Today's situation isn't exactly equivalent to that of the 1930s. The bank crisis is much less severe than that of the Depression and the bailout proposed by the Bush Administration is probably not as damaging as the NRA was. But we still could end up repeating some of the policy fiascoes of the Depression era, even if on a lesser scale. The history of the 1930s suggests that we should be skeptical when political leaders claim that we must act immediately to address an economic emergency - especially if they want to do so in ways that transfer enormous amounts of wealth from the general public to influential interest groups. Widespread political ignorance is still with us; indeed Americans' average level of political knowledge has risen very little, if at all, over the last fifty years. And political pressure to "do something" to alleviate the perceived emergency can easily be exploited by interest groups at the expense of the rest of us. Already, a variety of interest groups are trying to take advantage of the crisis atmosphere by obtaining bailouts of their own - just as happened during the Depression. We should do all we can to avoid going down that road again.

UPDATE: I have corrected a couple of typos, including one where I accidentally typed "NRA" when I meant "AAA."

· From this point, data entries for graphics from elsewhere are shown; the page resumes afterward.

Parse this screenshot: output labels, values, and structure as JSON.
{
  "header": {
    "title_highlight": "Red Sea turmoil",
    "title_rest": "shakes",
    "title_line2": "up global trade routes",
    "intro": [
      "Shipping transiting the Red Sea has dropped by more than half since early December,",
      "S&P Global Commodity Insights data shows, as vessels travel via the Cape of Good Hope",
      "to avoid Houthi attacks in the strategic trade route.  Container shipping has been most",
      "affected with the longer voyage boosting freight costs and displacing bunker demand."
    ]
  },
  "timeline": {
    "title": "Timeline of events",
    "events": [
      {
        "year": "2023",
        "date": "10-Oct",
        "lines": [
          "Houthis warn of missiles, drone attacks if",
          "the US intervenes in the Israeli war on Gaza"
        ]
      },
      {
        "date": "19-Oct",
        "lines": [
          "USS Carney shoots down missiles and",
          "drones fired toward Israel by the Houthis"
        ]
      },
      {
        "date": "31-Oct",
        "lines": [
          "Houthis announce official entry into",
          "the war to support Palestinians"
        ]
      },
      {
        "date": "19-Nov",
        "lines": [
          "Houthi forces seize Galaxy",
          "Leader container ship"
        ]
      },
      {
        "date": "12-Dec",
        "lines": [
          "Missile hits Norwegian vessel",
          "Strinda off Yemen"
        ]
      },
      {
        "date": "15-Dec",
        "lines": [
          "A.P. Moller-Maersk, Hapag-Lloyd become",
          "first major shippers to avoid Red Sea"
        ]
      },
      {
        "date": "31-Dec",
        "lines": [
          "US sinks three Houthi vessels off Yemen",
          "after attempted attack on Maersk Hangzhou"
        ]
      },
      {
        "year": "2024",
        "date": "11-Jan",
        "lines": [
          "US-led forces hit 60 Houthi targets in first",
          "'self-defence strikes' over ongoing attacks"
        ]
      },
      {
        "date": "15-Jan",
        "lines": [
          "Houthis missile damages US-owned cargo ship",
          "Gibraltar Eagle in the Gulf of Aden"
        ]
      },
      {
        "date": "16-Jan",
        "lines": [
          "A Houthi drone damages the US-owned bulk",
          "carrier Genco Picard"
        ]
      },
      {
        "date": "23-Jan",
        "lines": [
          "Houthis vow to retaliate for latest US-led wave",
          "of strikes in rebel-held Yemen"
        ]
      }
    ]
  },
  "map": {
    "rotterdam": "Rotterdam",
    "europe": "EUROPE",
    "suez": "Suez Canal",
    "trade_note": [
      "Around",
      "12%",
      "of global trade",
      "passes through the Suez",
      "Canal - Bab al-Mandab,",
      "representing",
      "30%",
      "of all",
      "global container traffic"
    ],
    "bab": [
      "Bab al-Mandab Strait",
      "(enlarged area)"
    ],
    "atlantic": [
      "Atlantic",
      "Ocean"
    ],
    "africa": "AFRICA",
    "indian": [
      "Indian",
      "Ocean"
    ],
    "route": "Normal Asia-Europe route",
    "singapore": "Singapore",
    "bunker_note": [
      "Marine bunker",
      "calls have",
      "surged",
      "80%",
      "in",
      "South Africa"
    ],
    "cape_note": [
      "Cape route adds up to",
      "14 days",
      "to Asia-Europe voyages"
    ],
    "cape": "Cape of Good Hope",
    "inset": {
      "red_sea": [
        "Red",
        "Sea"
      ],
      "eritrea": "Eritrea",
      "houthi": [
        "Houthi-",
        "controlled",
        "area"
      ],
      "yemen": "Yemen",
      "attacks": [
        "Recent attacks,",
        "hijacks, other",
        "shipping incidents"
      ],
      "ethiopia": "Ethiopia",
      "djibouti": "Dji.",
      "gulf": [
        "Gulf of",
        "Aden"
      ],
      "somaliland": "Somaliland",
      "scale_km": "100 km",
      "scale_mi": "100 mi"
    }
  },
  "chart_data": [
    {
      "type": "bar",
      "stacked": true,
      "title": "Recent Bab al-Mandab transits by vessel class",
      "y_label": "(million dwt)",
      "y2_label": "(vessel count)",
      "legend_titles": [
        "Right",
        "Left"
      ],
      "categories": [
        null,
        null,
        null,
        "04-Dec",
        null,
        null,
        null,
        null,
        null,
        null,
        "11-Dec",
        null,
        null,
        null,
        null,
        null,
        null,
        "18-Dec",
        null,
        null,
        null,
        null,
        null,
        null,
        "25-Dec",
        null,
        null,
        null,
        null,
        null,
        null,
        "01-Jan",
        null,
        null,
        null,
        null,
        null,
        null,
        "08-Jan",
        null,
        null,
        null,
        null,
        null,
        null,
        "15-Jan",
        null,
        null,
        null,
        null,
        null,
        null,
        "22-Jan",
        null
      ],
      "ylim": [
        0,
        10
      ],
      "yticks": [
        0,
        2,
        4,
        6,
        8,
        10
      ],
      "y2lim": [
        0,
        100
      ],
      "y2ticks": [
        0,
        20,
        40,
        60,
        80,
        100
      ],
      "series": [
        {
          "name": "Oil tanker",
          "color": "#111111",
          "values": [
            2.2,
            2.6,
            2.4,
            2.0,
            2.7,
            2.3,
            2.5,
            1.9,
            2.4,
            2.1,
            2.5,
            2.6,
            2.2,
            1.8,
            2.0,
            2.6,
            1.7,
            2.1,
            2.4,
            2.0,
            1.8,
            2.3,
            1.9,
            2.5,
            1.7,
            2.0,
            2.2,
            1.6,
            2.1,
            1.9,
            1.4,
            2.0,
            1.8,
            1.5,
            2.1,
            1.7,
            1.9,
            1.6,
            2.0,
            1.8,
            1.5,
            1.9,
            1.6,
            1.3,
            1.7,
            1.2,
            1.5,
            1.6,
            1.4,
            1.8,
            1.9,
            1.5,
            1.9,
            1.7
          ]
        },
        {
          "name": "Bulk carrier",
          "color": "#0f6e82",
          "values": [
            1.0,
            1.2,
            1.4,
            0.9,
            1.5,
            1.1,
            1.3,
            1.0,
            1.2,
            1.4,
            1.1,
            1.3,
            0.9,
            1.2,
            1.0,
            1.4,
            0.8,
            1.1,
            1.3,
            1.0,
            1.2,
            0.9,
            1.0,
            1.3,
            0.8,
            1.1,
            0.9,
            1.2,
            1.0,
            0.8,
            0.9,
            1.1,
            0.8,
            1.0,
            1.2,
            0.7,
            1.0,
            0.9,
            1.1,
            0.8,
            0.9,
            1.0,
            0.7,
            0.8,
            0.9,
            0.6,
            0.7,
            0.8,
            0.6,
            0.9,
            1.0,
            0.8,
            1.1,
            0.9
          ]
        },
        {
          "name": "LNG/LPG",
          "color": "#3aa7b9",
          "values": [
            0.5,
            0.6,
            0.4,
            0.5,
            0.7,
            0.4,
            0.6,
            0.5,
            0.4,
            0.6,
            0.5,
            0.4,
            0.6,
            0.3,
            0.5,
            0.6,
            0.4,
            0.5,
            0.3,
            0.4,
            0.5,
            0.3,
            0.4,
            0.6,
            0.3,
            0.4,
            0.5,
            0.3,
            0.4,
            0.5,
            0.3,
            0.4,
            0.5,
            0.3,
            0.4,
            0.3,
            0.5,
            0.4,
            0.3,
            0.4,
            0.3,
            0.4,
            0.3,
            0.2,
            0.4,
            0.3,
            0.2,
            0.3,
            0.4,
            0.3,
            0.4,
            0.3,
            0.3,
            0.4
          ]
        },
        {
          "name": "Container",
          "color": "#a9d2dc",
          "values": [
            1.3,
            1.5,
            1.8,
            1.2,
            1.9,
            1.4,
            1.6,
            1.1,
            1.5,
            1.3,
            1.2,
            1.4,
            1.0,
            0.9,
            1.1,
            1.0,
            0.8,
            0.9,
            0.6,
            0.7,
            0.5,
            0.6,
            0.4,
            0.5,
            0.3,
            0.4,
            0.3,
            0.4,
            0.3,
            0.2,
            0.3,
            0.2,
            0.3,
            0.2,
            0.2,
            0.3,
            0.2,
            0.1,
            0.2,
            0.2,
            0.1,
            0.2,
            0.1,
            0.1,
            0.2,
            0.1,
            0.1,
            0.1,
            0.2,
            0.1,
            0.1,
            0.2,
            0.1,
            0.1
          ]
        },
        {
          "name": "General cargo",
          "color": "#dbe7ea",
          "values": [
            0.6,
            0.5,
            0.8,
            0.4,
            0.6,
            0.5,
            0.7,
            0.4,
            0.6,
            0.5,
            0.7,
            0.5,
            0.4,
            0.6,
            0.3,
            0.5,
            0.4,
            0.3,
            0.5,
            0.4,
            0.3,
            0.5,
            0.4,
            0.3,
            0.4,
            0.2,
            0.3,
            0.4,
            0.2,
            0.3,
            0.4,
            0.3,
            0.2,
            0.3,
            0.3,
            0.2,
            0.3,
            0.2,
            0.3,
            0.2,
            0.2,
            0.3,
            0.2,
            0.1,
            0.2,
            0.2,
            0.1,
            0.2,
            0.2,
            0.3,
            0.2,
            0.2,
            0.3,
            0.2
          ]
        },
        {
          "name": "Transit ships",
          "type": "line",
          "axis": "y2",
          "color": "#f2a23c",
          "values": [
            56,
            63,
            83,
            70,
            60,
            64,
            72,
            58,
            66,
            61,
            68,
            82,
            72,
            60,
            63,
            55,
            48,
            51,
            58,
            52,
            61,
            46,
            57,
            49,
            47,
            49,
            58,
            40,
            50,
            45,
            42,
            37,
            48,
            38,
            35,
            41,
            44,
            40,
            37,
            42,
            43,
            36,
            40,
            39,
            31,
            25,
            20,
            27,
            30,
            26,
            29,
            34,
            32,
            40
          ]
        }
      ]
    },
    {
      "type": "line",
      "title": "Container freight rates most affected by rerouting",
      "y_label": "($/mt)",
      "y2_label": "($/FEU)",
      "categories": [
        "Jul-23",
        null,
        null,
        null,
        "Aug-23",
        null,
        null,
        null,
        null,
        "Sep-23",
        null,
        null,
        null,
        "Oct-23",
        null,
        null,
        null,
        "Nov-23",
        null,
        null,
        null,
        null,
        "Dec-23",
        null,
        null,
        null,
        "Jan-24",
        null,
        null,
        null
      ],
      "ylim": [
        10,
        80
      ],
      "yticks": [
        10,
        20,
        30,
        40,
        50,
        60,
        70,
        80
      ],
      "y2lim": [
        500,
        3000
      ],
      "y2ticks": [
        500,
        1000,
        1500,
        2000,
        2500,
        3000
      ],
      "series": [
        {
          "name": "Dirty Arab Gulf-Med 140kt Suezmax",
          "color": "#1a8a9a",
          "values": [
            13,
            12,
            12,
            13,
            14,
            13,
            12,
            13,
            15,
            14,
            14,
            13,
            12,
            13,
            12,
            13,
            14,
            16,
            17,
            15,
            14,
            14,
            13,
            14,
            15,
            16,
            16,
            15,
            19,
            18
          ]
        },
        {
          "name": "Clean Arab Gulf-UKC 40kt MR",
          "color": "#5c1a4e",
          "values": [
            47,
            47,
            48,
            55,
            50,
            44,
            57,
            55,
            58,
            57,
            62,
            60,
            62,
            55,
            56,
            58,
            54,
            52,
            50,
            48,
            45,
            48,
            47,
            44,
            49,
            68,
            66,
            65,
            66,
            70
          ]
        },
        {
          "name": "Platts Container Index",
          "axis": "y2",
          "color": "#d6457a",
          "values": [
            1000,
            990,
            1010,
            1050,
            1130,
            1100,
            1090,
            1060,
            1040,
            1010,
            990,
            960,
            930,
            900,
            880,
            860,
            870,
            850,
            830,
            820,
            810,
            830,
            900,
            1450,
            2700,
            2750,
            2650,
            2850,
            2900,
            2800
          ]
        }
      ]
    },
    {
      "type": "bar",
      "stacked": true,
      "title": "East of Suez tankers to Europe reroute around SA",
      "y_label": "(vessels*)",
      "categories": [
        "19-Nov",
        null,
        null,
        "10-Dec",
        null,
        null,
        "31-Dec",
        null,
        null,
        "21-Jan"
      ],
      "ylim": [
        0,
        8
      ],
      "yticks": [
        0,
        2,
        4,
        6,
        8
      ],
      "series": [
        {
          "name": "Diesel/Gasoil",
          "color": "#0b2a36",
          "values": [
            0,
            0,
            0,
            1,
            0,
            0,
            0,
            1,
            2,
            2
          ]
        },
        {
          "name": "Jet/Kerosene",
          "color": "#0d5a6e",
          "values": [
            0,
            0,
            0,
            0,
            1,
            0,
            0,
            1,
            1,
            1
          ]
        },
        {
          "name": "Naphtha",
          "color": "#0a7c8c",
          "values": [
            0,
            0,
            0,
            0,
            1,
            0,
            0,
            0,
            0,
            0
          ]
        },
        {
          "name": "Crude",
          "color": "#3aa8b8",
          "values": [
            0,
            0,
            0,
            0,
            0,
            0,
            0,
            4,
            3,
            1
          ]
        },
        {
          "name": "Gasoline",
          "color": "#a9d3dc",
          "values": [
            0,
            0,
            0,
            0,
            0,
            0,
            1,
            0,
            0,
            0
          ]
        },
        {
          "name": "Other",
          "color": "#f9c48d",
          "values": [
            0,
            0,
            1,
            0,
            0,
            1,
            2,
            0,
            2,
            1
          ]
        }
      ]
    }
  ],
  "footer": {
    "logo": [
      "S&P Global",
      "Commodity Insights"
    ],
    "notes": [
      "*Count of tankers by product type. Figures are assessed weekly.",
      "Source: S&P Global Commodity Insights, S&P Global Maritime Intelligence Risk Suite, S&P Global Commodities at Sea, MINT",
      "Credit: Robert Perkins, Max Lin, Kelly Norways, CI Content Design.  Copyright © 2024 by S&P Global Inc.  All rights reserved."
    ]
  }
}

UPDATE #2: I suppose it's only fair to point out that Joe Biden's remarks, linked in the first sentence of the post, only urged Bush to go on TV and explain the crisis (as Biden said FDR had done in 1929). However, this remark has to be considered in the broader context in which Biden and many others have been calling for swift government intervention similar to what was done in the 1930s. Biden has even expressed anger at John McCain for supposedly preventing the administration's massive bailout from going through fast enough. This last comment should not be read as an endorsement of McCain's own conduct, since he also strikes me as overly eager for a massive bailout.